Pertentangan itu membuat Riza merasa buntu hingga sempat meninggalkan rumah. Namun, berkat bujukan dan kasih sayang sang ibu, ia akhirnya memilih bertahan dan menuruti keinginan ayahnya untuk bekerja di kantor pos sambil tetap menjalani bisnis warnet.
Dua tahun berlalu, panggilan jiwanya sebagai pengusaha kian menguat. Ia pun akhirnya memutuskan untuk meninggalkan pekerjaan tetapnya dan kembali menekuni dunia bisnis, dunia yang membuatnya merasa lebih hidup.
Setelah mengundurkan diri dari pekerjaannya pada tahun 2005, Riza mulai fokus dengan usaha warnetnya. Bisnis yang mereka rintis berkembang cukup pesat hingga kemudian Riza memperluas jangkauannya ke daerah Batubara, kawasan pinggiran yang saat itu masih minim akses internet.
Tantangan di sana jauh lebih besar, mulai dari infrastruktur yang terbatas hingga kesadaran masyarakat akan teknologi yang rendah, membuat riza harus berfikir keras. Namun, bagi Riza, risiko itu justru menjadi kesempatan untuk menciptakan sesuatu yang bermanfaat dan berkelanjutan.

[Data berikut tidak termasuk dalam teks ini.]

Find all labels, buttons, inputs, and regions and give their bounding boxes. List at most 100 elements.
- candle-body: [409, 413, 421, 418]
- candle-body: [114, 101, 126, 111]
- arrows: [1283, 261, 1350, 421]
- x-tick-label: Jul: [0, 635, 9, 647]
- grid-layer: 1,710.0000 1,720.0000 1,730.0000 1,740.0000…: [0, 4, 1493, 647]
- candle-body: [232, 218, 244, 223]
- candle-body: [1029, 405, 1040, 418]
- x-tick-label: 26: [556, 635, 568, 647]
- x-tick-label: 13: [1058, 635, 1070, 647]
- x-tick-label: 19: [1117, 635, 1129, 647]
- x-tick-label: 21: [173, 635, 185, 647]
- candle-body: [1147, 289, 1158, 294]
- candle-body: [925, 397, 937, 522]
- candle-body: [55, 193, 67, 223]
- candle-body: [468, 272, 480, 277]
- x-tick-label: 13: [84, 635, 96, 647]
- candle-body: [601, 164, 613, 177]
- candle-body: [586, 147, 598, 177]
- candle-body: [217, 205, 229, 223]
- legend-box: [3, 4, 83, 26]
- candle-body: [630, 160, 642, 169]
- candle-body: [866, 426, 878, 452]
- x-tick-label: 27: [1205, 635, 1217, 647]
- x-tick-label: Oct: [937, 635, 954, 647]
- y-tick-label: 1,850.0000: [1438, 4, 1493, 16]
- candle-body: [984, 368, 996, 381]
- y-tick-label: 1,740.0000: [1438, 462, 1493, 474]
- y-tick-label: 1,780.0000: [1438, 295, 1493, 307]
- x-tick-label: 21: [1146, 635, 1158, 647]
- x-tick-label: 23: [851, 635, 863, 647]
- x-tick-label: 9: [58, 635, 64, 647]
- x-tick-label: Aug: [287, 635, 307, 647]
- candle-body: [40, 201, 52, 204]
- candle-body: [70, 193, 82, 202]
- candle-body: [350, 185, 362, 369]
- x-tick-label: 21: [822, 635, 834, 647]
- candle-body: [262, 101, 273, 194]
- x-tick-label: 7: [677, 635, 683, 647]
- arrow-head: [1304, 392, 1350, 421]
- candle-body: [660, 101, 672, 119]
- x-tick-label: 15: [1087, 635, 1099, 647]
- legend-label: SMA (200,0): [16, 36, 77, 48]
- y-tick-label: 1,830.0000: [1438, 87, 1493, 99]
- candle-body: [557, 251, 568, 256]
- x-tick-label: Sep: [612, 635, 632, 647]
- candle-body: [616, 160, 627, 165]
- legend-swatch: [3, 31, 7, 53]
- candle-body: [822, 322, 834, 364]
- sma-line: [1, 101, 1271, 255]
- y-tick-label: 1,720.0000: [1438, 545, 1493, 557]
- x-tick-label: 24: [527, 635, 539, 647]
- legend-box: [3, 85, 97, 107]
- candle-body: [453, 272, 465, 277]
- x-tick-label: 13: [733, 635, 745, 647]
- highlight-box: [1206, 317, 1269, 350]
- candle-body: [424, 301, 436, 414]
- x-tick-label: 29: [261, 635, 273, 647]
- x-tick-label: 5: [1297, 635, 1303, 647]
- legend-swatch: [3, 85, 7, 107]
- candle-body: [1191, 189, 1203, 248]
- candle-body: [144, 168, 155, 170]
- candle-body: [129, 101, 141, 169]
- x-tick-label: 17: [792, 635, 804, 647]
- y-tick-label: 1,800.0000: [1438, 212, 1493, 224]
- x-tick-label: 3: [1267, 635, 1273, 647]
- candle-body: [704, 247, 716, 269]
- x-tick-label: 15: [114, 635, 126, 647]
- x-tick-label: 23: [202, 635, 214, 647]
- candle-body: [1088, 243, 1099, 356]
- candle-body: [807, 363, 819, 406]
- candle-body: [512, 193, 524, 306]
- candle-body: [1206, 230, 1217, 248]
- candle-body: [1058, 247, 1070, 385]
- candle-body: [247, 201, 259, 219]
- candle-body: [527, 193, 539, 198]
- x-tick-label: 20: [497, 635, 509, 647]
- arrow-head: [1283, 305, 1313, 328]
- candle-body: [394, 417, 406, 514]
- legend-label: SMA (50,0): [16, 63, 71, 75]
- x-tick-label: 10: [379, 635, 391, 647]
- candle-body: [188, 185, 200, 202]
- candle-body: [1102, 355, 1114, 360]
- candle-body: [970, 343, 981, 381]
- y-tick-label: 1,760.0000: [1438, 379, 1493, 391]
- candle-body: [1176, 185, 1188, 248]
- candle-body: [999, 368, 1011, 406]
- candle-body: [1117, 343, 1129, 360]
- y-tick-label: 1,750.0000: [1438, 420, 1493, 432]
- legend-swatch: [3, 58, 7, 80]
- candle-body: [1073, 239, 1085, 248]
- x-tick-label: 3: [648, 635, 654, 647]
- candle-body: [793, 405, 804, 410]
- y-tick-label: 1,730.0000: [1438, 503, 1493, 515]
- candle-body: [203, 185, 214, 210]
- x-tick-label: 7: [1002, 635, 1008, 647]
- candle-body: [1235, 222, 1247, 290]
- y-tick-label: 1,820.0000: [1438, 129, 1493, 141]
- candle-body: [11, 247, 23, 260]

Ditengah kesibukannya merintas usaha warnet di Batubara, tak lantas membuatnya berhenti berinovasi. Dengan modal usaha yang dimilikinya, ia mencoba peruntungan baru di dunia kontraktor. Awal kariernya di bidang ini berjalan cukup mulus. Berbagai proyek mulai ia tangani, baik dari pemerintah kabupaten Batubara maupun pihak swasta lainnya. Riza bahkan menyebut dirinya saat itu sebagai kontraktor “palugada” — apa pun yang diminta, semua ada, asal menghasilkan.